Aujourd’hui, les ventes en Suède de ses cinq premiers romans totalisent un million et demi de livres, ce qui est impressionnant, étant donné que la Suède compte à peine neuf millions d’habitants. À l’immense cohorte des lecteurs passionnés des polars de Sten s’ajoutent maintenant plus de 75 millions de téléspectateurs européens. Depuis quelques années, à chaque sortie d’un nouveau titre, un nouvel épisode des aventures de Thomas et Nora est diffusé en plusieurs langues sur ARTE, dans la télésérie intitulée Meurtres à Sandhamn.
On imagine que Viveca Sten n’a guère le temps de se reposer ou de faire autre chose qu’écrire, mais elle fait montre d’une surprenante organisation. « Je suis une personne très structurée et je peux travailler n’importe où ; l’important est d’avoir mon ordinateur portable avec moi. Même au tout début de l’aventure, lorsque les enfants étaient petits, je réussissais à combiner mon travail d’avocate et mon écriture, car la Suède offre de bonnes conditions pour conjuguer travail et famille. Et puis… j’ai un mari extraordinaire, qui travaille fort lui aussi, mais qui est toujours disponible pour donner un coup de main. Nous nous sommes mariés à 28 ans et nous nous connaissons depuis 35 ans », confie-t-elle.

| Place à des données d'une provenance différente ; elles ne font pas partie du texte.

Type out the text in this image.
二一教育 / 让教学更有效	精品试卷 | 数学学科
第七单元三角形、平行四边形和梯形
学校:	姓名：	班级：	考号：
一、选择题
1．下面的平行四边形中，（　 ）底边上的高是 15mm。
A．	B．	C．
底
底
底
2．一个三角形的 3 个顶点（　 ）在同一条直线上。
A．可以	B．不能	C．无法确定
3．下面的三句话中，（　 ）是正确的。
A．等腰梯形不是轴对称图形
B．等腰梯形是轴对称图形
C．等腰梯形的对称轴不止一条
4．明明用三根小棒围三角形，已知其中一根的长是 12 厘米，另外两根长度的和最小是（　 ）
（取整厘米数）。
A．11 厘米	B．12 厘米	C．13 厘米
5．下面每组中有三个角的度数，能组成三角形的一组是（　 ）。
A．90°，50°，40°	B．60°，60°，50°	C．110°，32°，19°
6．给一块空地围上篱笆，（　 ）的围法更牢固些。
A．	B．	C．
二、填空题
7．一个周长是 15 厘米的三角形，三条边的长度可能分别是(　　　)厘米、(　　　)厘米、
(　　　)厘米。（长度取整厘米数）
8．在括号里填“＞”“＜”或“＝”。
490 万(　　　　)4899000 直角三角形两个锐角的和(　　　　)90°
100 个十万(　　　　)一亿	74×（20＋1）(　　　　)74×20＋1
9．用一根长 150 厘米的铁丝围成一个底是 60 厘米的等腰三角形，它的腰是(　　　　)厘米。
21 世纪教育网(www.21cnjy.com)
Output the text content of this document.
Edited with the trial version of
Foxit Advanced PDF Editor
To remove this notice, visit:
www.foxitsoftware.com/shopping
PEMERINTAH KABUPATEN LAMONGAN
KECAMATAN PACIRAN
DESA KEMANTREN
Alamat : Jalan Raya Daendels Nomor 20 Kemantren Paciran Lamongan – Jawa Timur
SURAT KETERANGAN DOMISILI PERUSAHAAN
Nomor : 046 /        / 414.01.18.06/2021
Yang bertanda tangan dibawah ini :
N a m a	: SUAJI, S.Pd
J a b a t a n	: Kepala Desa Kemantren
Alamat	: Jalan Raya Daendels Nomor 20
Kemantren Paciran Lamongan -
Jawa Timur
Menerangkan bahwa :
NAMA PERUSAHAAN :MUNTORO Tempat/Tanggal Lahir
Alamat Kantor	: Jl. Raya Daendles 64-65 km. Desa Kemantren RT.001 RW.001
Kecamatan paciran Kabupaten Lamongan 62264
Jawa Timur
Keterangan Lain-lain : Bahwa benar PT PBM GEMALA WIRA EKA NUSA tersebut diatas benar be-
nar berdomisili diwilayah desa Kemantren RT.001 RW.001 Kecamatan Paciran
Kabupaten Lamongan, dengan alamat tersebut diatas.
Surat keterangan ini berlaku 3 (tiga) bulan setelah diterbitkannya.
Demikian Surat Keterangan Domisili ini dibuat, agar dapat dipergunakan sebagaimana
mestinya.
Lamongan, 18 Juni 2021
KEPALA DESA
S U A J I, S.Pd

Étonnant qu’elle trouve encore du temps et de l’énergie pour s’occuper de causes humanitaires. Pourtant, son engagement dans la Croix-Rouge suédoise, dans le Comité d’aide aux réfugiés ayant connu la torture, est important. Viveca Sten conclut : « Je suis une personne privilégiée, non seulement grâce aux retombées économiques de mon métier d’écrivaine, mais aussi parce que j’ai la chance d’avoir une superbe famille. Nous aimons être ensemble, voyager ensemble et l’hiver, pratiquer le ski en Suède ou ailleurs. Il est tout à fait normal que je redonne aux autres ».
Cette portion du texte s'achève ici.